Pada Masa berikutnya Zatullahsyah (anak cucu Iskandar Zulkarnaini) datang ke Air Pura dan mendirikan Kerajaan Air Pura, Teluk Air Pura (awal abad ke-12). Wilayahnya adalah Muara Campa, Air Puding dan Air Pura dekat Muara Air Sirah dan Sungai Bantaian Indrapura sekarang. Basis perekonomian rakyat tani (ladang) dan nelayan serta mencari hasil hutan
Masa pemerintahan Zatullahsyah datang 3 orang anak saudara kandungnya (Hidayatullahsyah) yakni Sri Sultan Maharaja Alif, Sri Sultan Maharaja Depang dan Sri Sultan Maharaja Diraja, dari Rum lewat Bukit Siguntang-guntang. Tidak lama di Air Pura, Sri Sultan Maharaja Diraja mendapat perintah Zatullahsyah, pergi ke Gunung Merapi, didampingi temannya Cati Bilang Pandai dan dibantu putra sepupunya Sultan Muhammadsyah (putra Zatullahsyah – Dewi Gando Layu). Di sana ia mendirikan kerajaan di Parhyangan (Pariangan) yang disebut sebagai nagari asal seperti juga Air Pura. Sri Sultan Maharaja Diraja kawin dengan Puti Jamilan dan melahirkan Dt. Ketumanggungan, setelah Sri Sultan wafat Puti Jamilan dikawini temannya Cati Bilang Pandai dan melahirkan Dt. Parpatih nan Sabatang.

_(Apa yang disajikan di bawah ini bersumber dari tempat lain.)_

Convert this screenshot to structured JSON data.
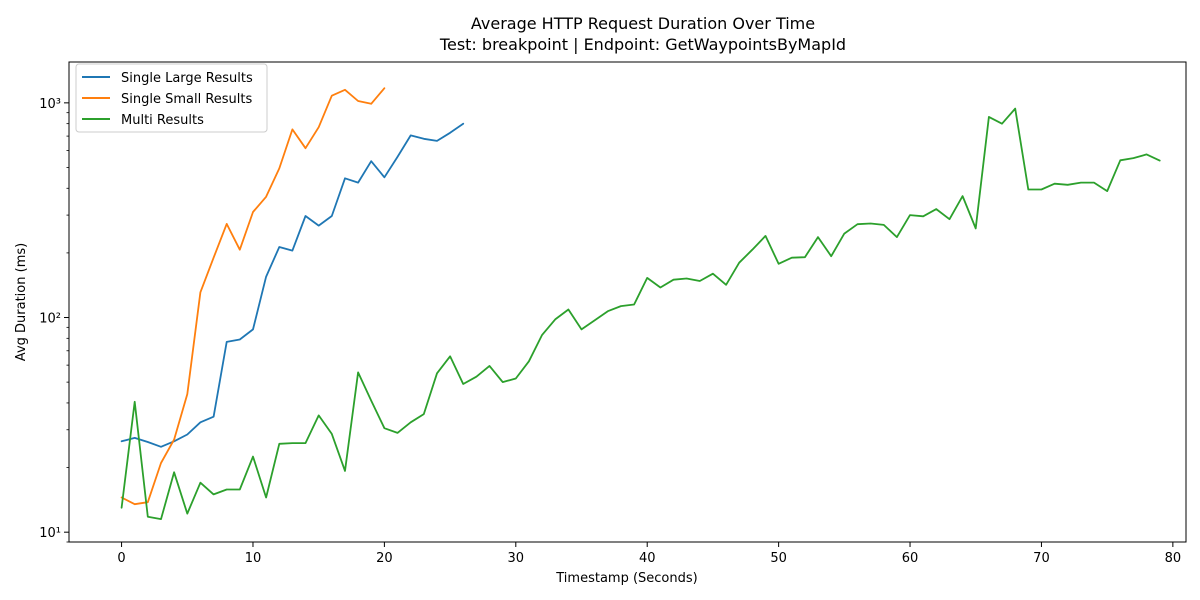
{
  "chart_data": {
    "type": "line",
    "title": "Average HTTP Request Duration Over Time",
    "subtitle": "Test: breakpoint | Endpoint: GetWaypointsByMapId",
    "xlabel": "Timestamp (Seconds)",
    "ylabel": "Avg Duration (ms)",
    "yscale": "log",
    "xlim": [
      -4,
      81
    ],
    "ylim": [
      9,
      1550
    ],
    "xticks": [
      0,
      10,
      20,
      30,
      40,
      50,
      60,
      70,
      80
    ],
    "xtick_labels": [
      "0",
      "10",
      "20",
      "30",
      "40",
      "50",
      "60",
      "70",
      "80"
    ],
    "yticks": [
      10,
      100,
      1000
    ],
    "ytick_labels": [
      "10¹",
      "10²",
      "10³"
    ],
    "grid": false,
    "legend_position": "top-left",
    "series": [
      {
        "name": "Single Large Results",
        "color": "#1f77b4",
        "x": [
          0,
          1,
          2,
          3,
          4,
          5,
          6,
          7,
          8,
          9,
          10,
          11,
          12,
          13,
          14,
          15,
          16,
          17,
          18,
          19,
          20,
          21,
          22,
          23,
          24,
          25,
          26
        ],
        "y": [
          26.5,
          27.5,
          26.3,
          25,
          26.5,
          28.5,
          32.5,
          34.5,
          77,
          79,
          88,
          155,
          213,
          205,
          297,
          268,
          297,
          445,
          425,
          535,
          450,
          560,
          705,
          680,
          665,
          725,
          800
        ]
      },
      {
        "name": "Single Small Results",
        "color": "#ff7f0e",
        "x": [
          0,
          1,
          2,
          3,
          4,
          5,
          6,
          7,
          8,
          9,
          10,
          11,
          12,
          13,
          14,
          15,
          16,
          17,
          18,
          19,
          20
        ],
        "y": [
          14.5,
          13.5,
          13.8,
          21,
          27,
          44,
          131,
          190,
          273,
          207,
          310,
          365,
          495,
          752,
          615,
          770,
          1080,
          1150,
          1020,
          990,
          1170
        ]
      },
      {
        "name": "Multi Results",
        "color": "#2ca02c",
        "x": [
          0,
          1,
          2,
          3,
          4,
          5,
          6,
          7,
          8,
          9,
          10,
          11,
          12,
          13,
          14,
          15,
          16,
          17,
          18,
          19,
          20,
          21,
          22,
          23,
          24,
          25,
          26,
          27,
          28,
          29,
          30,
          31,
          32,
          33,
          34,
          35,
          36,
          37,
          38,
          39,
          40,
          41,
          42,
          43,
          44,
          45,
          46,
          47,
          48,
          49,
          50,
          51,
          52,
          53,
          54,
          55,
          56,
          57,
          58,
          59,
          60,
          61,
          62,
          63,
          64,
          65,
          66,
          67,
          68,
          69,
          70,
          71,
          72,
          73,
          74,
          75,
          76,
          77,
          78,
          79
        ],
        "y": [
          13,
          40.5,
          11.8,
          11.5,
          19,
          12.2,
          17,
          15,
          15.8,
          15.8,
          22.5,
          14.5,
          25.8,
          26,
          26,
          35,
          28.7,
          19.3,
          55.5,
          41,
          30.5,
          29,
          32.5,
          35.5,
          55,
          66,
          49,
          53,
          59.5,
          50,
          52,
          62.5,
          83,
          98,
          109,
          88,
          97,
          107,
          113,
          115,
          153,
          138,
          150,
          152,
          148,
          160,
          142,
          180,
          207,
          240,
          178,
          190,
          191,
          237,
          193,
          246,
          272,
          274,
          270,
          237,
          300,
          296,
          320,
          287,
          368,
          260,
          860,
          800,
          940,
          395,
          395,
          420,
          415,
          425,
          425,
          388,
          540,
          553,
          575,
          538
        ]
      }
    ]
  }
}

Di Kerajaan Air Pura kepemimpinan berlanjut dalam empat episode sejarah. Dua episode I (Kerajaan Air Pura – Indrajati) dan dua episode II (Kesultanan Indrapura – Era Regen). Dua episode I Kerajaan Air Pura dilanjutkan kepemimpinan Kerajaan Indrajati (Indra di Laut) abad XII – XVI (1100 – 1500). Berawal dari datangnya Indrayana disebut putra mahkota Kerajaan Sriwijaya yang terusir karena masuk Islam, menetap di Pasir Ganting dan mendirikan Kerajaan Indrajati. Ia sendiri raja ke-1 dan raja ke-2 anaknya bernama Indrasyah Sultan Galomatsyah. Dlam perjalanannya kerajaan ini pernah diincer ekspedisi Pamalayu I (1247) di samping Darmasyraya, Siguntur yang kemudian menjadi Kerajaan Pagaruyung (1343).

Dua episode Kesultanan Indrapura berikutnya abad XVI – XIX (1500 – 1824) dilanjutkan era kepemimpinan Regen abad XIX – XX (1824 – 1911). Episode sejarah sampai naik tahtanya raja ke-11 Kerajaan Indrajati Cumatang Sultan Sakelab Dunia gelar Sultan Iskandar Johan Berdaulatsyah, kerajaan berubah menjadi Kesultanan Indrapura dengan raja ke-1 Cumatang sendiri. Penggalan sejarah berikutnya masa Sultan Usmansyah gelar Sultan Firmansyah, tahun 1550 dikukuhkan batas wilayah. Utara berbatas Airbangis-Batang Toru (Batak), Selatan berbatas Taratak Air Hitam Muara Ketaun, Timur berbatas Durian ditakuak Rajo, Nibuang balantak mudik lingkaran Tanjung Simeledu (sepadan Jambi) dan Barat berbatas laut leba ombak badebu (Samudra Indonesia). Wilayah semakin menyusut diawali berberapa daerah Kesultanan Indrapura pro Inggiris yakni Mukomuko, Banta, Seblat dan Ketaun memisahkan diri tahun 1695 jadi Kerajaan Anak Sungai dengan ibu negeri Mukomuko, dipimpin Sultan Gelomatsyah.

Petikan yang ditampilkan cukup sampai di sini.